Note: it's not the submittal that needs to not look spammy. It's the WEBSITE.
The submittals are all going to look pretty much the same: because the kind of information on the websites is pretty much the same. And, at the end of the day, what's on the submittal really doesn't matter that much. It's just a hint about where some information may be found online -- and editors don't really even need a _hint_ (we can find sites without even that).
Given the hint, we go look. If the hint is promising but not quite right, we sniff around (not much different than we'd be doing without a hint). And if we find a website--however we originally found it--all that matters is what's actually on the website. The hint, at most, suggests certain kinds of information that we might want to watch for, so we don't accidentally overlook some important aspect of the website.
So the website has to stand out from among the affiliate doorways. Quickly.

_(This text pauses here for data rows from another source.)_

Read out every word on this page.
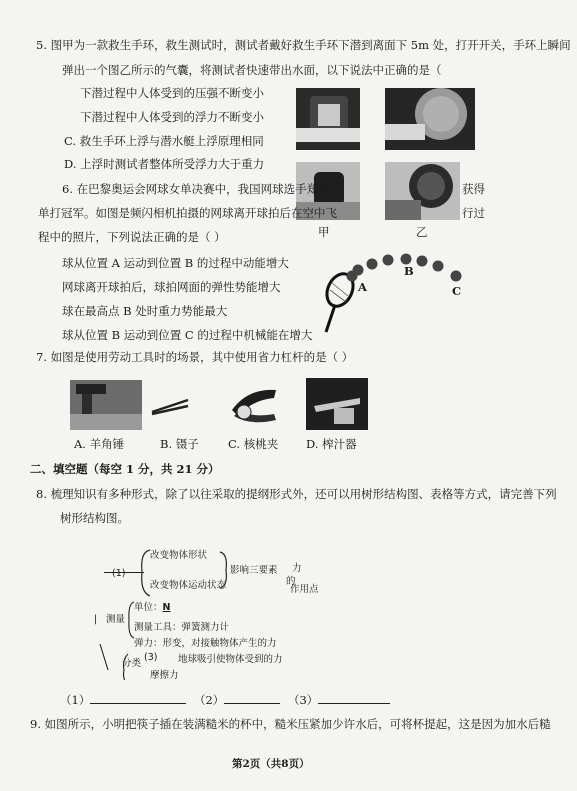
5. 图甲为一款救生手环，救生测试时，测试者戴好救生手环下潜到离面下 5m 处，打开开关，手环上瞬间
弹出一个图乙所示的气囊，将测试者快速带出水面，以下说法中正确的是（
下潜过程中人体受到的压强不断变小
下潜过程中人体受到的浮力不断变小
C. 救生手环上浮与潜水艇上浮原理相同
D. 上浮时测试者整体所受浮力大于重力
甲	乙
6. 在巴黎奥运会网球女单决赛中，我国网球选手郑钦文	获得
单打冠军。如图是频闪相机拍摄的网球离开球拍后在空中飞	行过
程中的照片，下列说法正确的是（ ）
球从位置 A 运动到位置 B 的过程中动能增大
网球离开球拍后，球拍网面的弹性势能增大
球在最高点 B 处时重力势能最大
球从位置 B 运动到位置 C 的过程中机械能在增大
A
B
C
7. 如图是使用劳动工具时的场景，其中使用省力杠杆的是（ ）
A. 羊角锤	B. 镊子	C. 核桃夹 D. 榨汁器
二、填空题（每空 1 分，共 21 分）
8. 梳理知识有多种形式，除了以往采取的提纲形式外，还可以用树形结构图、表格等方式，请完善下列
树形结构图。
(1)
改变物体形状
改变物体运动状态
影响三要素 力
的
作用点
| 测量
单位：N
测量工具：弹簧测力计
弹力：形变，对接触物体产生的力
分类
(3) 地球吸引使物体受到的力
摩擦力
（1）	（2）	（3）
9. 如图所示，小明把筷子插在装满糙米的杯中，糙米压紧加少许水后，可将杯提起，这是因为加水后糙
第2页（共8页）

The submittal is a completely different problem. By nature it's going to look spammy because it's surrounded by ten thousand other submittals, all spammy, and all trying to look non-spammy (that is, all trying to look exactly like that one non-spam suggestion.)
Someone will look at each suggestion, eventually, sure. But ... people look at suggestions because they're trying to find good sites. So a spammy-looking suggestion isn't likely to be a high priority.
I don't know of a solution to that. Kill all the spammers, maybe. But spamming works by obtruding the spammer between potential customers and genuine businesses. The whole technique is to make it hard for customers to find real businesses. And, hey, the technique works--the customer and the real business are both hurt--even when the spammer doesn't make a dime. Economically understood, spammers are negative-sum actors: like crackheads who'll do thousands of dollars damage to a house or car, to steal something that they can pawn for ten or twenty dollars, they cause orders of magnitude more damage than their profit.
And the real businesses are hurt. You're seeing it. Surfers are hurt (and with them, the editors who try to find good sites to surf.)
One editors' reaction is to rely more on non-spammable sources for business URLs. It's hard for a spammer to get away with painting his URL for "find-a-florist-now-now-now.com" on the delivery trucks owned by "Alice's Flowers ("serving Oak Grove, Knob Knoll, and nearby farms since 1973".) So a notepad in the car is likely to yield a trickle of 99%-good URLs -- unlike the website submittal process.
And one appropriate BUSINESS reaction is to GET YOUR URL ON YOUR FOLKS' DELIVERY VANS. Because THAT'S a GUARANTEED NON-SPAMMY-LOOKING URL suggestion.
But that's just one suggestion: just think outside the (submittal dialog) box, be where the spammers aren't, leave footprints around delivery of goods and services in the real world. And the real-world shadow that is the web will be affected.